Lastly, a narrative review by researchers at the Stem Cell and Cancer Research Lab of Amity University Uttar Pradesh, India, provides a detailed overview of the therapeutic utility of cancer stem cell (CSC)-derived exosomes in OSCC [9]. While CSCs comprise a small proportion of tumor cells able to self-renew and differentiate, the exosomes are small extracellular vesicles that facilitate intercellular communication by transferring proteins, lipids, and nucleic acids (Yang). CSC-derived exosomes have already been identified to play a crucial role in almost all cancer hallmarks, including immune evasion mechanisms, but its association with OSCC is not yet fully understood [10]. This review by Dr Prabhat Kumar and colleagues, after carefully appraising the relevant experiments and in vitro studies on CSC-derived exosomes, underscores the multifaceted roles of CSC-derived exosomes in OSCC, highlighting their potential as therapeutic targets and biomarkers for therapeutic response and disease progression [9].

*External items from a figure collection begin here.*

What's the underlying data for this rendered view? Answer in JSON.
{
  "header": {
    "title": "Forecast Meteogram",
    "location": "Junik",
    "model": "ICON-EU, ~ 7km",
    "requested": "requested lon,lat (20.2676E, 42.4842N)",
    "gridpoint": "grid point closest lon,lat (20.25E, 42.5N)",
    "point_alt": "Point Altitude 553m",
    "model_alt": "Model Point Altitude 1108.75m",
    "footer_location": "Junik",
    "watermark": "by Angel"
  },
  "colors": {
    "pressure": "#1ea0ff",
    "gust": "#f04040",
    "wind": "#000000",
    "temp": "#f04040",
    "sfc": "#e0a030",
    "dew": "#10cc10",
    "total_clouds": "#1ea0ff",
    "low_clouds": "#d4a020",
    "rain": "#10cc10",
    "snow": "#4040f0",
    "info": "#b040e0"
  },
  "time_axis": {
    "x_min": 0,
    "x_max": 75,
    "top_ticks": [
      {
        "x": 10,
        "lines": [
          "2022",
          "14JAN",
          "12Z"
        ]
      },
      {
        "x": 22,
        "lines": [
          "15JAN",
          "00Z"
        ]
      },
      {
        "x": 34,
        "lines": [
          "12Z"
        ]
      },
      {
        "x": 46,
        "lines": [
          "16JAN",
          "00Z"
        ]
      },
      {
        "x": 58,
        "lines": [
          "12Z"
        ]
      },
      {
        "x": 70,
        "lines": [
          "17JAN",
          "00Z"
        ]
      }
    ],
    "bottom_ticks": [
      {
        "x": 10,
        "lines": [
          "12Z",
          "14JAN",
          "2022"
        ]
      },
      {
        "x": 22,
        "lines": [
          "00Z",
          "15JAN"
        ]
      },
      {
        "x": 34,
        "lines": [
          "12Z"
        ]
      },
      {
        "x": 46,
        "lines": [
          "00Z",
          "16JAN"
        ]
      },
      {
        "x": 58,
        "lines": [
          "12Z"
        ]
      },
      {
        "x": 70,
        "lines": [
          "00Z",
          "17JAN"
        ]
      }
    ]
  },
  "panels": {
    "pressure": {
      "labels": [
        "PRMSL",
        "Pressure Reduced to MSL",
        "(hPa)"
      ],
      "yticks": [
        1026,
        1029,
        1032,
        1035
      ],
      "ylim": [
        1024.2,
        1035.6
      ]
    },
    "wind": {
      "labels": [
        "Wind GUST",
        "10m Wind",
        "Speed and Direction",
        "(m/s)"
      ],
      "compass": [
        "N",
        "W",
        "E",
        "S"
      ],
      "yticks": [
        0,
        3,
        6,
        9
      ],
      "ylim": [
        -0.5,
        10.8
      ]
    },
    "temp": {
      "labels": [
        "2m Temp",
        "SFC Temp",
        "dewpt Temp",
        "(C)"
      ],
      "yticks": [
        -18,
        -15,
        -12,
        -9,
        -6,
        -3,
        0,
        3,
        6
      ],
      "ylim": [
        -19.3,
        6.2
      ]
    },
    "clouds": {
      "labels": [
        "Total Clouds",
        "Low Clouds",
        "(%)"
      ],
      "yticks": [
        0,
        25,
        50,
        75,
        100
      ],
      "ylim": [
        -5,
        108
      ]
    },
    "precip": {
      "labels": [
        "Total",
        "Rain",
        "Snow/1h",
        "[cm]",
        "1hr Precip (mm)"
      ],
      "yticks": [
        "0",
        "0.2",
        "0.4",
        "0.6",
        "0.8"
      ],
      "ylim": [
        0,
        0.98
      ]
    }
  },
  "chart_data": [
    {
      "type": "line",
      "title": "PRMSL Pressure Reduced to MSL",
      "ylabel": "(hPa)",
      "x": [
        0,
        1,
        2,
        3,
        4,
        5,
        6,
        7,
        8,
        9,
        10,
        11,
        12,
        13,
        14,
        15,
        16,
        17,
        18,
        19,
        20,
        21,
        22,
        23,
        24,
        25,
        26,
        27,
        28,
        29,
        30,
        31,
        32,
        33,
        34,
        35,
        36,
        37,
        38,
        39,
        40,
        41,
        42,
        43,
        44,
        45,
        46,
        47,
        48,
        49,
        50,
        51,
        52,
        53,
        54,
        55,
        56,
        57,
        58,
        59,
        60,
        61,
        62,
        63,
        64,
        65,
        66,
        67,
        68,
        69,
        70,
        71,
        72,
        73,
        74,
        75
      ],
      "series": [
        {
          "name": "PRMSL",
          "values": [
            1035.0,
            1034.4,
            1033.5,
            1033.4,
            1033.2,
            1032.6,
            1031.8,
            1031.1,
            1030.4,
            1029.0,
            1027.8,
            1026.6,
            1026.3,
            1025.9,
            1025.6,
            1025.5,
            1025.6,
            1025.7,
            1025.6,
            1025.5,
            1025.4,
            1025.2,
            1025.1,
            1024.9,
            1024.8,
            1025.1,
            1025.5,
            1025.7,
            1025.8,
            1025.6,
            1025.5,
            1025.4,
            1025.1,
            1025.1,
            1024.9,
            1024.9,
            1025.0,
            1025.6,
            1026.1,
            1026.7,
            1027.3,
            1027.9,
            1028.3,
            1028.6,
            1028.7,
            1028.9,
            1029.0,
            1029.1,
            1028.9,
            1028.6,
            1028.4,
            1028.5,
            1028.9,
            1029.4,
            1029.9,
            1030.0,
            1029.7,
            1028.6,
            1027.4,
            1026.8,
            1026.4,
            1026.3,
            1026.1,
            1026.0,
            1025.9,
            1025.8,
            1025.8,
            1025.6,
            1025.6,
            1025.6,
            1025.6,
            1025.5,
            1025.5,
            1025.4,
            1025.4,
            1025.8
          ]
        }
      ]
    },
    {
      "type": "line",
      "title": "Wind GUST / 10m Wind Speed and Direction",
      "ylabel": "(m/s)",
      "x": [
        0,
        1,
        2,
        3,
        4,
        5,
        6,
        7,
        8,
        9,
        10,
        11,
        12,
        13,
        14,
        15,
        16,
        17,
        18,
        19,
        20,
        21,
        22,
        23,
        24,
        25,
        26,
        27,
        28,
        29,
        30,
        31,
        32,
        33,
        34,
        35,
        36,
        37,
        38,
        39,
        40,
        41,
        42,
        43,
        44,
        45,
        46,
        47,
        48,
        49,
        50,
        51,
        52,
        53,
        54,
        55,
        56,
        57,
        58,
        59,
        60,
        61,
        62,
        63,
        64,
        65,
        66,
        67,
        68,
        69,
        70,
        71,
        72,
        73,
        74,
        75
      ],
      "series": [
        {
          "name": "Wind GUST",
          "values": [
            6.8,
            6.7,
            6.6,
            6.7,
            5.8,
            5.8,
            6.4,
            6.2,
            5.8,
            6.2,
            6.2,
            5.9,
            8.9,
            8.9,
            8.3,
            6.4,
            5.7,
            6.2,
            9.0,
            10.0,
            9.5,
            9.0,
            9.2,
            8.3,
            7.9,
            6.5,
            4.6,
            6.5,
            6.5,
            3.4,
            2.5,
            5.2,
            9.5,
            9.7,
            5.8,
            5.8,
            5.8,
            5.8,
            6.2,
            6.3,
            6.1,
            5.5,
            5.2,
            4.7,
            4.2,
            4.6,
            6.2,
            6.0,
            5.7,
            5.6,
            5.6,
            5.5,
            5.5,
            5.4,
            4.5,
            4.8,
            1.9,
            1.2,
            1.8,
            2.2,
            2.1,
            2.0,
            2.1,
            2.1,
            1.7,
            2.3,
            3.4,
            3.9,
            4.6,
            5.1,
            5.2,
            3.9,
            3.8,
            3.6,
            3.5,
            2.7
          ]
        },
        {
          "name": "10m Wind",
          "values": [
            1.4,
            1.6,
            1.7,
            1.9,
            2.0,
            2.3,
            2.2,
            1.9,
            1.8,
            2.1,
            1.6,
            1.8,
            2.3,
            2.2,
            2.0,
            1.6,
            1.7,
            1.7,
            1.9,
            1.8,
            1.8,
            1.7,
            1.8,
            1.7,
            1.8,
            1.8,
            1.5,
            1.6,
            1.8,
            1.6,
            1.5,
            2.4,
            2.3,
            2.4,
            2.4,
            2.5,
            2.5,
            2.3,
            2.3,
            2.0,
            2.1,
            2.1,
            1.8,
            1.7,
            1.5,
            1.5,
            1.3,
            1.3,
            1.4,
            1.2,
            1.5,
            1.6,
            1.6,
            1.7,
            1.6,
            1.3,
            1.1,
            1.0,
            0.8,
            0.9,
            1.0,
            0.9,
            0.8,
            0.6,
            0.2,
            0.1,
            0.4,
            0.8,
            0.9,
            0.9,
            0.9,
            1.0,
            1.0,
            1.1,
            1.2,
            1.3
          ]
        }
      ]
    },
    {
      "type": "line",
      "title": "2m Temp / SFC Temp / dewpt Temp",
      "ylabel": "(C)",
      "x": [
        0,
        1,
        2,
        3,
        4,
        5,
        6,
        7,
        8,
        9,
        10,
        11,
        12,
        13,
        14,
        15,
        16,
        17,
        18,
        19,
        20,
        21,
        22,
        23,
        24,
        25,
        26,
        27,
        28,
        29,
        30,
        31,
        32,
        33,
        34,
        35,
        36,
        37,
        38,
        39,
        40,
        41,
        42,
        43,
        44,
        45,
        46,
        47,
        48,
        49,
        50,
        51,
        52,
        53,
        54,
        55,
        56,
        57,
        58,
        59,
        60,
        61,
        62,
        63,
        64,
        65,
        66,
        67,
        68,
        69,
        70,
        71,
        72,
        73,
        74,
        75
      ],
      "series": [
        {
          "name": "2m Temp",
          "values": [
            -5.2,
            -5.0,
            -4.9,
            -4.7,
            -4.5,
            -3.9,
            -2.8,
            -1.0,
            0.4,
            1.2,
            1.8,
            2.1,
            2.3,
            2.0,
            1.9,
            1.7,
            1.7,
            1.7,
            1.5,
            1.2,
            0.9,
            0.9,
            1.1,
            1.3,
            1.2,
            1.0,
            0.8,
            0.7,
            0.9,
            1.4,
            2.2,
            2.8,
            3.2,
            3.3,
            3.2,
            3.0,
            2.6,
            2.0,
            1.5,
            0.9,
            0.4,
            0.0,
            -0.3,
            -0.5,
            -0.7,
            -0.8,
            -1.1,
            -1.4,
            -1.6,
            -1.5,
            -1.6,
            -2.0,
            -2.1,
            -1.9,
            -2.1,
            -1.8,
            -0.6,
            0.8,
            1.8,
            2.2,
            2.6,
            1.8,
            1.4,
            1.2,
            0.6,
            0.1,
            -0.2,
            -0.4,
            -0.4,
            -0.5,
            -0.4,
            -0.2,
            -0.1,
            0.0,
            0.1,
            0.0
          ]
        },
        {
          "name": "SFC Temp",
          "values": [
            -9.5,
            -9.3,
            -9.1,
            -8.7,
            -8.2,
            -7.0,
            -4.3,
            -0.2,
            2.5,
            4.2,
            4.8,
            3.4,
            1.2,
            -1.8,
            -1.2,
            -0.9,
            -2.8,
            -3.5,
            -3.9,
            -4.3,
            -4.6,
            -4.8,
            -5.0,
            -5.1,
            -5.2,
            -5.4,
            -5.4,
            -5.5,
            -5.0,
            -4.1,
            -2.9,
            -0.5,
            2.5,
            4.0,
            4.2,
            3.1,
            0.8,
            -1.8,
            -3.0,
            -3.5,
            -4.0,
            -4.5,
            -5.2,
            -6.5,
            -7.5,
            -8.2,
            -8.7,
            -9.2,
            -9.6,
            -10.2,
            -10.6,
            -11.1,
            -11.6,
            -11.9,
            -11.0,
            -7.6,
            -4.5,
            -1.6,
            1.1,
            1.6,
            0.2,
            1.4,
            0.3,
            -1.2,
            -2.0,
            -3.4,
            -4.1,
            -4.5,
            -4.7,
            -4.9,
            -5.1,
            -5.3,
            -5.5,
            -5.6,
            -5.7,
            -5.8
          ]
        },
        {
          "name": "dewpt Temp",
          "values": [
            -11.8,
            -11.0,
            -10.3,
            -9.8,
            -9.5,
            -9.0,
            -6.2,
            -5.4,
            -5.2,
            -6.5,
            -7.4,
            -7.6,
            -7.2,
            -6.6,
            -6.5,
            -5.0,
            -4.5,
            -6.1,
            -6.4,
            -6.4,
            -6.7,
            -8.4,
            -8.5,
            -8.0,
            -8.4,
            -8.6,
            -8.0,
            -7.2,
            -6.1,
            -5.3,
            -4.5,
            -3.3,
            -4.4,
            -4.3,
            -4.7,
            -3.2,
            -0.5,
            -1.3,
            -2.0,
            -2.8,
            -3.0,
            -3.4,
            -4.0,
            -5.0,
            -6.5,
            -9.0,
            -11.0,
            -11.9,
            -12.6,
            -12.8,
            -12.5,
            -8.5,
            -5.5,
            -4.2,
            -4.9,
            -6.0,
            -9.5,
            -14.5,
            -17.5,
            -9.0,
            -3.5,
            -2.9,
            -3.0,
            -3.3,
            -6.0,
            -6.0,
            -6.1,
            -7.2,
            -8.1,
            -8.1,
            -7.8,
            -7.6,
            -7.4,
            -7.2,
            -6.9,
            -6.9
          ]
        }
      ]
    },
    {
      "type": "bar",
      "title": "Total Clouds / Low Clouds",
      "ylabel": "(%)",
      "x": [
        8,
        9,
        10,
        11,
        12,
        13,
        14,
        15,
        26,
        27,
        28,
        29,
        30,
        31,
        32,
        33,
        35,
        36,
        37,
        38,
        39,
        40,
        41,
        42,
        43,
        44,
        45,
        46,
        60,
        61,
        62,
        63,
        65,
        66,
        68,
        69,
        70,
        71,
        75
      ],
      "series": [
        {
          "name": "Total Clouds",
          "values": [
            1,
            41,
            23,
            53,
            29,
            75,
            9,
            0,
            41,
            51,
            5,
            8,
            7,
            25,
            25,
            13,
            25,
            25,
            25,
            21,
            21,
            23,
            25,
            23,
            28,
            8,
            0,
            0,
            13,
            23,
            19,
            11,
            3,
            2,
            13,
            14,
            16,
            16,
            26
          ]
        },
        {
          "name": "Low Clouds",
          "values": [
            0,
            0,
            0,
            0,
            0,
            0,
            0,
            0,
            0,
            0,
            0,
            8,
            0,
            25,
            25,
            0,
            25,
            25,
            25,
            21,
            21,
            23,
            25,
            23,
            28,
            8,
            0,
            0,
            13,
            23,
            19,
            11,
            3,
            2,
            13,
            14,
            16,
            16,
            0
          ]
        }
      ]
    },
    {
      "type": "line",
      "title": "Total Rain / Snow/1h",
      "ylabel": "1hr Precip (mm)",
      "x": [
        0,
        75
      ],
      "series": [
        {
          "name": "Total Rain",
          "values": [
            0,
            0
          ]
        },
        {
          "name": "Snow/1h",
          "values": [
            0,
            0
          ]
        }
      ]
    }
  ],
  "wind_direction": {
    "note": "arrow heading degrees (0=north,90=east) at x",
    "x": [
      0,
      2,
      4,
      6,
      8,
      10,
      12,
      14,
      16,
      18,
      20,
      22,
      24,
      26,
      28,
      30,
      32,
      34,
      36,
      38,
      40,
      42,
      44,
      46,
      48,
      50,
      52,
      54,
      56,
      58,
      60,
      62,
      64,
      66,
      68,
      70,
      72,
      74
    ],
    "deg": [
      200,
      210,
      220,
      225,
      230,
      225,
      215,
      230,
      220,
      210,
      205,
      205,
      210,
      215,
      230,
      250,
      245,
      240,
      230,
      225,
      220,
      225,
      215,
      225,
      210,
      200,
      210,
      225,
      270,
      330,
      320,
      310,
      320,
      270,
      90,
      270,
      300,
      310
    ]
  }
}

Overall, this Special Issue of biomedicines presents original studies and reviews that provide insight into several novel biomarkers and signaling pathways involved in OSCC, emphasizing their prognostic capabilities and potential therapeutic propositions. By providing a brief synopsis of clinical correlations with biomarkers like ZNF671, STINGgel, TPD53, CSC-derived exosomes, and TC, the articles in this collection are expected to attract further larger studies to externally validate these results and translate them into clinical practice.